Is there will have total 48g memory if I use nvlink to connect two 3090?

prophet_zhan · October 23, 2020, 9:37am

Now, we bought a 4 way rtx3090 24g GPU server, and I want to confirm there will be total 48g memory while I use nvlink to connect two 3090.

If rtx3090 supports this feature, how should I change my pytorch code?

Thanks.

osalpekar · October 23, 2020, 5:49pm

I want to confirm there will be total 48g memory while I use nvlink to connect two 3090.

That sounds right, but since this is a GPU hardware spec-related question, I would ask the NVIDIA team directly.

If rtx3090 supports this feature, how should I change my pytorch code?

With 2 GPUs and nvlink connecting them, I would use DistributedDataParallel (DDP) for training. At a high level, you can spawn 2 CPU processes, 1 for each GPU, and create a NCCL Process Group to have fast data transfer between the 2 GPUs. Then you can simply wrap your model with DDP and train.

Here are some references in terms of how to implement:

docs: DistributedDataParallel — PyTorch master documentation
Implementation: Distributed Data Parallel — PyTorch master documentation
Example: https://github.com/pytorch/examples/tree/master/distributed/ddp

nicofish · October 23, 2020, 6:02pm

Nvidia has officially said that they will stop supporting SLI. the 3090 does still have the the connector.

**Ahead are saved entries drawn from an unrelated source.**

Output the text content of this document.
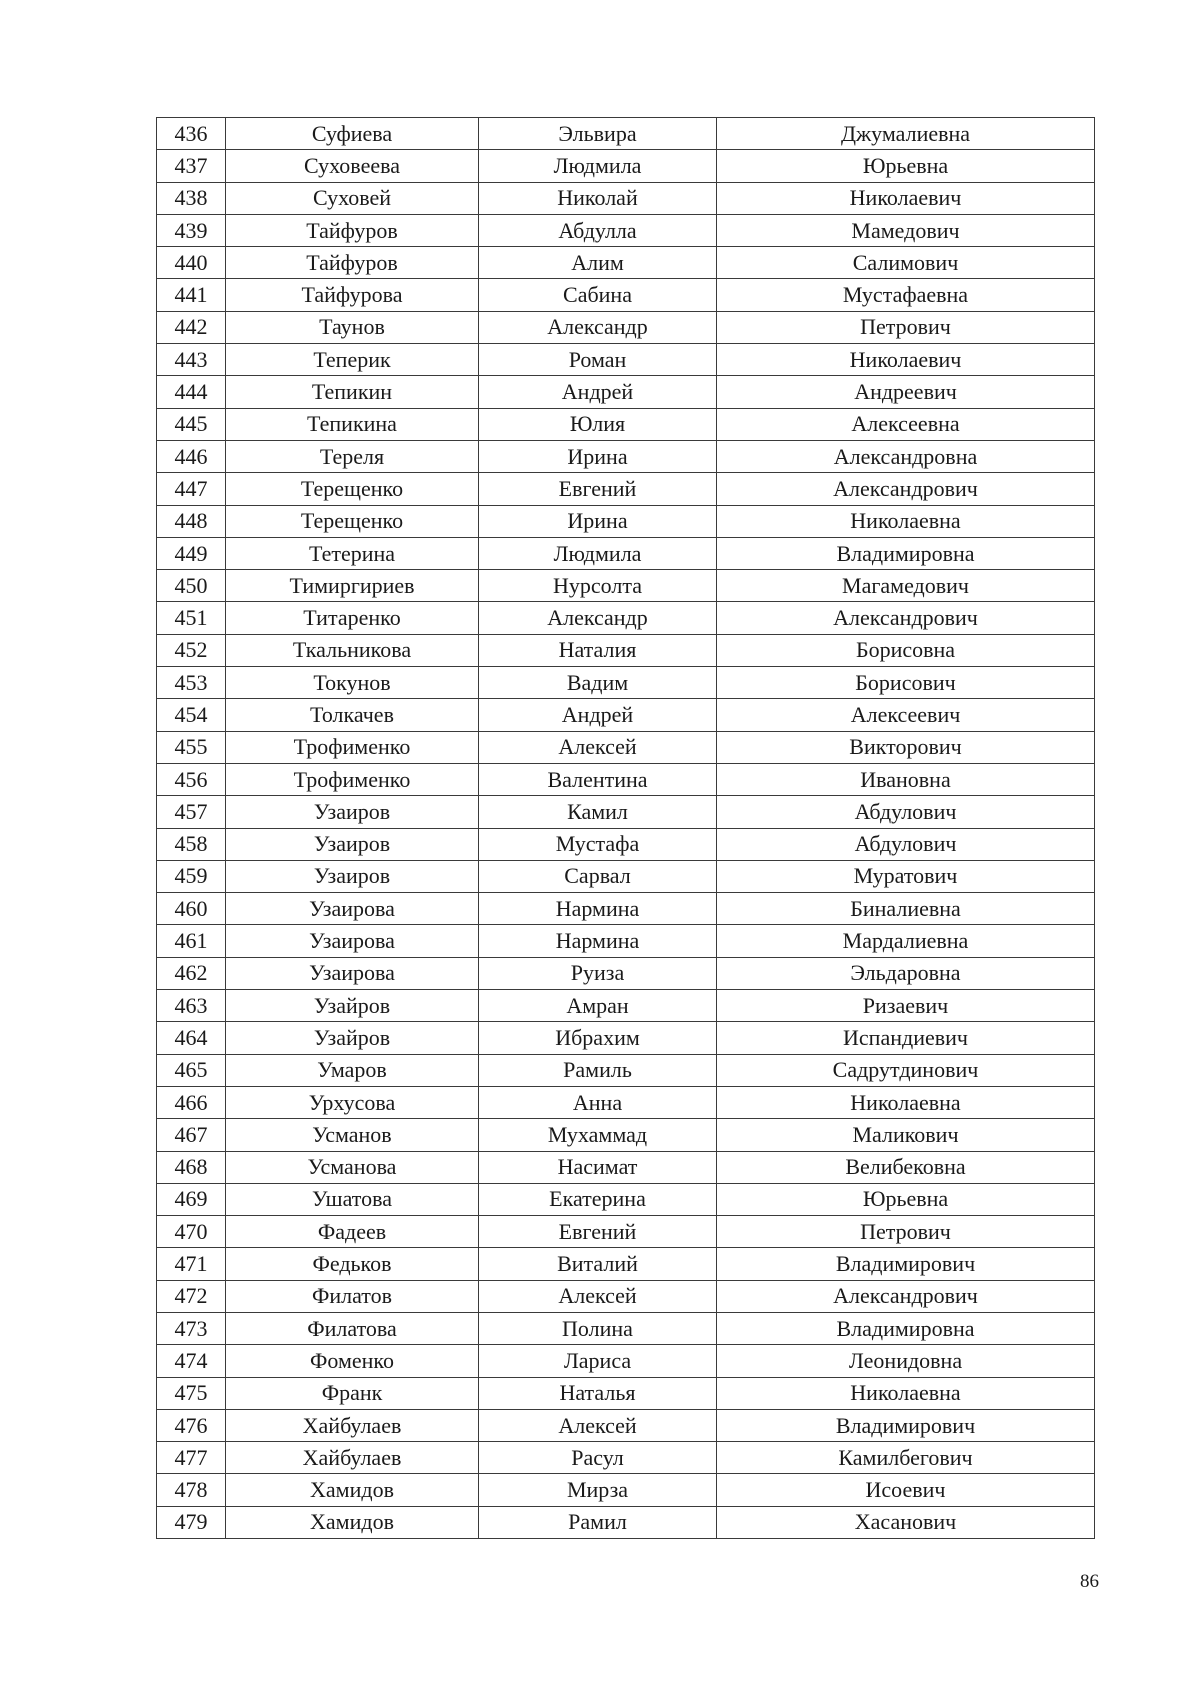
436	Суфиева	Эльвира	Джумалиевна
437	Суховеева	Людмила	Юрьевна
438	Суховей	Николай	Николаевич
439	Тайфуров	Абдулла	Мамедович
440	Тайфуров	Алим	Салимович
441	Тайфурова	Сабина	Мустафаевна
442	Таунов	Александр	Петрович
443	Теперик	Роман	Николаевич
444	Тепикин	Андрей	Андреевич
445	Тепикина	Юлия	Алексеевна
446	Тереля	Ирина	Александровна
447	Терещенко	Евгений	Александрович
448	Терещенко	Ирина	Николаевна
449	Тетерина	Людмила	Владимировна
450	Тимиргириев	Нурсолта	Магамедович
451	Титаренко	Александр	Александрович
452	Ткальникова	Наталия	Борисовна
453	Токунов	Вадим	Борисович
454	Толкачев	Андрей	Алексеевич
455	Трофименко	Алексей	Викторович
456	Трофименко	Валентина	Ивановна
457	Узаиров	Камил	Абдулович
458	Узаиров	Мустафа	Абдулович
459	Узаиров	Сарвал	Муратович
460	Узаирова	Нармина	Биналиевна
461	Узаирова	Нармина	Мардалиевна
462	Узаирова	Руиза	Эльдаровна
463	Узайров	Амран	Ризаевич
464	Узайров	Ибрахим	Испандиевич
465	Умаров	Рамиль	Садрутдинович
466	Урхусова	Анна	Николаевна
467	Усманов	Мухаммад	Маликович
468	Усманова	Насимат	Велибековна
469	Ушатова	Екатерина	Юрьевна
470	Фадеев	Евгений	Петрович
471	Федьков	Виталий	Владимирович
472	Филатов	Алексей	Александрович
473	Филатова	Полина	Владимировна
474	Фоменко	Лариса	Леонидовна
475	Франк	Наталья	Николаевна
476	Хайбулаев	Алексей	Владимирович
477	Хайбулаев	Расул	Камилбегович
478	Хамидов	Мирза	Исоевич
479	Хамидов	Рамил	Хасанович
86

I am not sure if the loss of driver profiles also means the loss of driver support going forwards and I do not know if this will affect using the cards for computation. Hopefully someone else can chime in as I am curious to know.

ptrblck · October 23, 2020, 11:58pm

No, the devices should not show up as a single GPU with 48GB.
You can connect them via nvlink and use a data or model parallel approach.

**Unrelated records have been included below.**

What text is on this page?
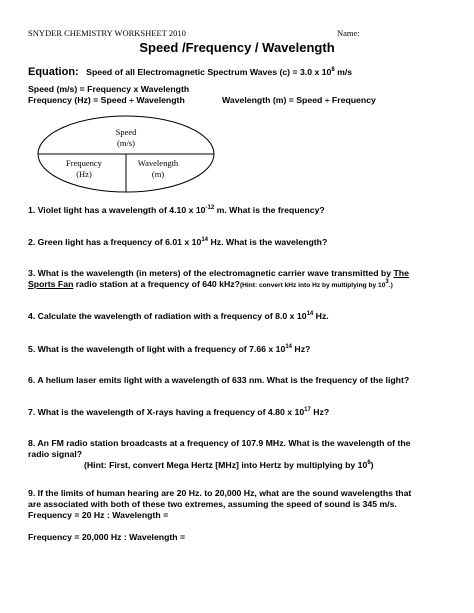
SNYDER CHEMISTRY WORKSHEET 2010	Name:
Speed /Frequency / Wavelength
Equation: Speed of all Electromagnetic Spectrum Waves (c) = 3.0 x $10^8$ m/s
Speed (m/s) = Frequency x Wavelength
Frequency (Hz) = Speed ÷ Wavelength	Wavelength (m) = Speed ÷ Frequency
Speed
(m/s)
Frequency
(Hz)
Wavelength
(m)
1. Violet light has a wavelength of 4.10 x $10^{-12}$ m. What is the frequency?
2. Green light has a frequency of 6.01 x $10^{14}$ Hz. What is the wavelength?
3. What is the wavelength (in meters) of the electromagnetic carrier wave transmitted by The
Sports Fan radio station at a frequency of 640 kHz?(Hint: convert kHz into Hz by multiplying by $10^3$.)
4. Calculate the wavelength of radiation with a frequency of 8.0 x $10^{14}$ Hz.
5. What is the wavelength of light with a frequency of 7.66 x $10^{14}$ Hz?
6. A helium laser emits light with a wavelength of 633 nm. What is the frequency of the light?
7. What is the wavelength of X-rays having a frequency of 4.80 x $10^{17}$ Hz?
8. An FM radio station broadcasts at a frequency of 107.9 MHz. What is the wavelength of the
radio signal?
(Hint: First, convert Mega Hertz [MHz] into Hertz by multiplying by $10^6$)
9. If the limits of human hearing are 20 Hz. to 20,000 Hz, what are the sound wavelengths that
are associated with both of these two extremes, assuming the speed of sound is 345 m/s.
Frequency = 20 Hz : Wavelength =
Frequency = 20,000 Hz : Wavelength =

prophet_zhan · October 24, 2020, 8:45am

Actually, I cannot see there is a single 48GB GPU in my server but can get the effection equals to 48GB on training. Such as I can set a higher batch_size without any other change, right?

ptrblck · October 24, 2020, 8:47am

I’m not sure what “without any other change” means, but you would either have to use a data parallel approach (which needs code changes) or a model parallel (also knows as model sharding), which also needs code changes.
But yes, you can use multiple devices in PyTorch.

gyuko · April 18, 2021, 9:30pm

Hi, sorry for my questions but I have some doubts about data parallel. Can I use data parallel on two nvidia RTX 3060 gpus, which are not compatible with nvlink? Or to use data parallel do I necessarily have to have GPU with nvlink or SLI?

spacecraft1013 · April 18, 2021, 10:04pm

You do not need nvlink to use data parallel, nvlink just makes the interconnect bandwidth between them faster, it is not required.

gyuko · April 18, 2021, 10:13pm

So I can use data parallel with any GPUs, right?
Thanks you so much!!

ptrblck · April 19, 2021, 5:41am

Yes, you should be able to use nn.DataParallel with any GPUs and with your 3060s also.
As @spacecraft1013 explained you won’t necessarily need nvlink, but it would speed up the p2p communication.

Also note, that we generally recommend to use DistributedDataParallel with a single process per device for the best performance.

gyuko · April 19, 2021, 9:57am

Thanks you so much @ptrblck

thefreeman · January 29, 2024, 1:56am

Do you know how much faster it would be training on 2x 3090 with NVLink compared to 2x 3090 without NVLink? 10%? 30%? 50%?